E così, nel silenzio istituzionale, sono stati proprio i laici a prendere la parola. A partire dal Consiglio Pastorale Interparrocchiale, che ha scritto una lunga, commossa lettera al cardinale: “Abbiamo riscoperto, grazie a questi sacerdoti, la bellezza di una comunità viva, unita nella preghiera, nell’amicizia cristiana e nel servizio reciproco. Le parrocchie non sono edifici, ma case abitate da pastori che conoscono le loro pecore e se ne prendono cura con amore evangelico”.
I loro nomi sono Padre Giuseppe Calvano, Padre Giuseppe Danilo Palumbo e Padre Alessandro Parrella. Non sono solo sacerdoti: sono volti familiari, mani tese, sorrisi che accolgono, parole che consolano. Sono guide spirituali che hanno accompagnato centinaia di fedeli nei momenti più bui, ridato fede a chi l’aveva perduta, costruito legami, acceso vocazioni, guarito ferite.
Nel frattempo, una petizione popolare ha superato le 1.400 firme in pochi giorni. È un’iniziativa dal basso, nata spontaneamente, senza sigle né slogan, solo dal desiderio di essere ascoltati. “Questi sacerdoti sono diventati per molti di noi padri spirituali, testimoni autentici della fede. Hanno saputo guidarci con pazienza e amore”, scrivono.
Ma la ferita più profonda è nel metodo, non solo nel merito. “Nessun laico è stato coinvolto nel processo decisionale. La notizia ci è piovuta addosso. Si parla tanto di sinodalità, ma questa scelta è l’opposto”, si legge nella lettera. Un'accusa difficile da ignorare: quella di incoerenza tra i princìpi dichiarati dalla Chiesa e le modalità con cui vengono prese decisioni cruciali.
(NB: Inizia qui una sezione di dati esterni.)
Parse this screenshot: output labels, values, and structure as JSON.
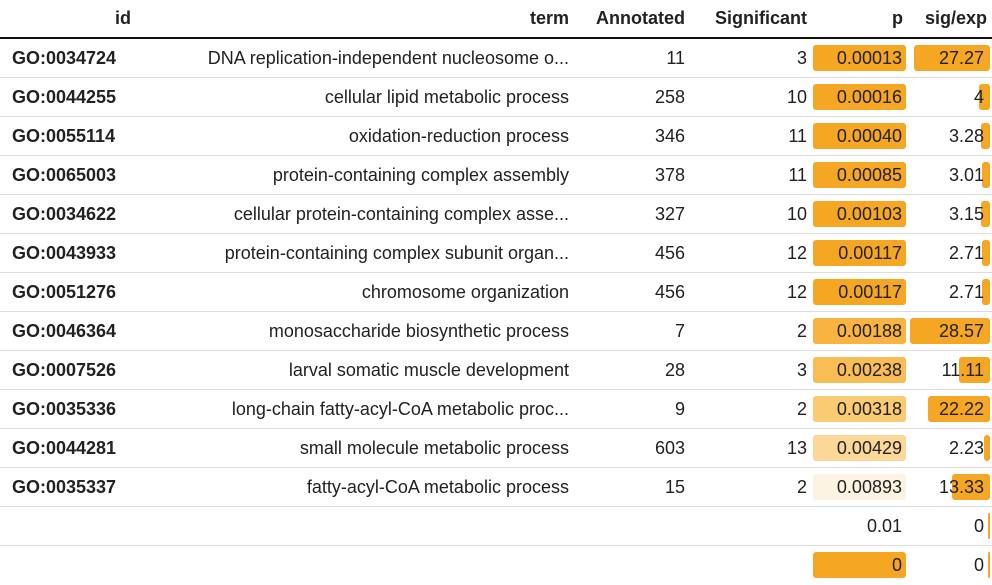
{
  "header": {
    "id": "id",
    "term": "term",
    "annotated": "Annotated",
    "significant": "Significant",
    "p": "p",
    "sig_exp": "sig/exp"
  },
  "colors": {
    "bar_orange": "#f5a623",
    "bar_light": "#fdf3e3"
  },
  "rows": [
    {
      "id": "GO:0034724",
      "term": "DNA replication-independent nucleosome o...",
      "annotated": "11",
      "significant": "3",
      "p": "0.00013",
      "sig_exp": "27.27",
      "p_fill": 1.0,
      "p_color": "#f5a623",
      "se_fill": 0.95
    },
    {
      "id": "GO:0044255",
      "term": "cellular lipid metabolic process",
      "annotated": "258",
      "significant": "10",
      "p": "0.00016",
      "sig_exp": "4",
      "p_fill": 1.0,
      "p_color": "#f5a623",
      "se_fill": 0.14
    },
    {
      "id": "GO:0055114",
      "term": "oxidation-reduction process",
      "annotated": "346",
      "significant": "11",
      "p": "0.00040",
      "sig_exp": "3.28",
      "p_fill": 1.0,
      "p_color": "#f5a623",
      "se_fill": 0.11
    },
    {
      "id": "GO:0065003",
      "term": "protein-containing complex assembly",
      "annotated": "378",
      "significant": "11",
      "p": "0.00085",
      "sig_exp": "3.01",
      "p_fill": 1.0,
      "p_color": "#f5a623",
      "se_fill": 0.105
    },
    {
      "id": "GO:0034622",
      "term": "cellular protein-containing complex asse...",
      "annotated": "327",
      "significant": "10",
      "p": "0.00103",
      "sig_exp": "3.15",
      "p_fill": 1.0,
      "p_color": "#f5a623",
      "se_fill": 0.11
    },
    {
      "id": "GO:0043933",
      "term": "protein-containing complex subunit organ...",
      "annotated": "456",
      "significant": "12",
      "p": "0.00117",
      "sig_exp": "2.71",
      "p_fill": 1.0,
      "p_color": "#f5a623",
      "se_fill": 0.095
    },
    {
      "id": "GO:0051276",
      "term": "chromosome organization",
      "annotated": "456",
      "significant": "12",
      "p": "0.00117",
      "sig_exp": "2.71",
      "p_fill": 1.0,
      "p_color": "#f5a623",
      "se_fill": 0.095
    },
    {
      "id": "GO:0046364",
      "term": "monosaccharide biosynthetic process",
      "annotated": "7",
      "significant": "2",
      "p": "0.00188",
      "sig_exp": "28.57",
      "p_fill": 1.0,
      "p_color": "#f8b340",
      "se_fill": 1.0
    },
    {
      "id": "GO:0007526",
      "term": "larval somatic muscle development",
      "annotated": "28",
      "significant": "3",
      "p": "0.00238",
      "sig_exp": "11.11",
      "p_fill": 1.0,
      "p_color": "#f9bd55",
      "se_fill": 0.39
    },
    {
      "id": "GO:0035336",
      "term": "long-chain fatty-acyl-CoA metabolic proc...",
      "annotated": "9",
      "significant": "2",
      "p": "0.00318",
      "sig_exp": "22.22",
      "p_fill": 1.0,
      "p_color": "#facb73",
      "se_fill": 0.78
    },
    {
      "id": "GO:0044281",
      "term": "small molecule metabolic process",
      "annotated": "603",
      "significant": "13",
      "p": "0.00429",
      "sig_exp": "2.23",
      "p_fill": 1.0,
      "p_color": "#fbd898",
      "se_fill": 0.078
    },
    {
      "id": "GO:0035337",
      "term": "fatty-acyl-CoA metabolic process",
      "annotated": "15",
      "significant": "2",
      "p": "0.00893",
      "sig_exp": "13.33",
      "p_fill": 1.0,
      "p_color": "#fdf3e3",
      "se_fill": 0.47
    },
    {
      "id": "",
      "term": "",
      "annotated": "",
      "significant": "",
      "p": "0.01",
      "sig_exp": "0",
      "p_fill": 0.0,
      "p_color": "#ffffff",
      "se_fill": 0.02
    },
    {
      "id": "",
      "term": "",
      "annotated": "",
      "significant": "",
      "p": "0",
      "sig_exp": "0",
      "p_fill": 1.0,
      "p_color": "#f5a623",
      "se_fill": 0.02
    }
  ]
}
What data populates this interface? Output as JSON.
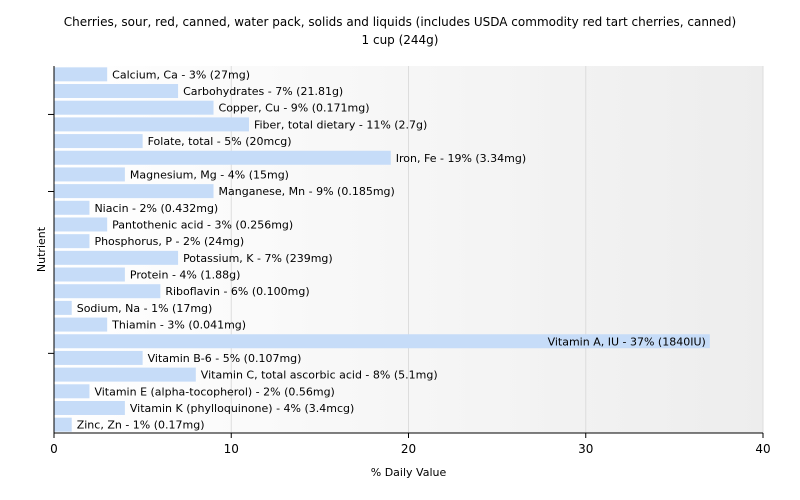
{
  "chart_data": {
    "type": "bar",
    "orientation": "horizontal",
    "title": "Cherries, sour, red, canned, water pack, solids and liquids (includes USDA commodity red tart cherries, canned)",
    "subtitle": "1 cup (244g)",
    "xlabel": "% Daily Value",
    "ylabel": "Nutrient",
    "xlim": [
      0,
      40
    ],
    "xticks": [
      0,
      10,
      20,
      30,
      40
    ],
    "grid": true,
    "bar_color": "#c6dcf8",
    "categories": [
      "Calcium, Ca - 3% (27mg)",
      "Carbohydrates - 7% (21.81g)",
      "Copper, Cu - 9% (0.171mg)",
      "Fiber, total dietary - 11% (2.7g)",
      "Folate, total - 5% (20mcg)",
      "Iron, Fe - 19% (3.34mg)",
      "Magnesium, Mg - 4% (15mg)",
      "Manganese, Mn - 9% (0.185mg)",
      "Niacin - 2% (0.432mg)",
      "Pantothenic acid - 3% (0.256mg)",
      "Phosphorus, P - 2% (24mg)",
      "Potassium, K - 7% (239mg)",
      "Protein - 4% (1.88g)",
      "Riboflavin - 6% (0.100mg)",
      "Sodium, Na - 1% (17mg)",
      "Thiamin - 3% (0.041mg)",
      "Vitamin A, IU - 37% (1840IU)",
      "Vitamin B-6 - 5% (0.107mg)",
      "Vitamin C, total ascorbic acid - 8% (5.1mg)",
      "Vitamin E (alpha-tocopherol) - 2% (0.56mg)",
      "Vitamin K (phylloquinone) - 4% (3.4mcg)",
      "Zinc, Zn - 1% (0.17mg)"
    ],
    "values": [
      3,
      7,
      9,
      11,
      5,
      19,
      4,
      9,
      2,
      3,
      2,
      7,
      4,
      6,
      1,
      3,
      37,
      5,
      8,
      2,
      4,
      1
    ]
  }
}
E i più colpiti sono i più piccoli. Bambini che si sentono strappare figure di riferimento, affetti, amici. “Ma perché ce li portano via?”, chiedono. Una domanda che nessuno ha ancora avuto il coraggio di affrontare con sincerità.
C’è una mamma che ha scritto: “Togliere questi sacerdoti è come togliere l’anima alle nostre parrocchie”. Un papà si interroga: “Abbiamo una crisi vocazionale e mandiamo via tre sacerdoti giovani, preparati e pieni di zelo?”. Una catechista osserva con amarezza: “Sono le uniche suore che ogni giorno accompagnano i bambini. E ora le allontanate?”
Il Codice di Diritto Canonico (Can. 212) riconosce ai fedeli il diritto di manifestare ai pastori le proprie necessità, soprattutto spirituali. È quello che queste comunità stanno facendo: non una rivolta, ma una supplica. Hanno chiesto una possibilità di dialogo. Hanno proposto soluzioni: mantenere almeno una parrocchia all’IVE, o assegnarne un’altra. Nulla.
E mentre settembre si avvicina, il tempo sembra correre inesorabile. Ma le comunità non si arrendono. Pregano. Scrivono. Raccolgono firme. Sperano. E continuano a raccontare, con parole vere, la bellezza vissuta accanto ai loro padri spirituali. In quelle parole c’è ancora fede. E soprattutto, c’è un amore ferito che chiede solo di essere ascoltato.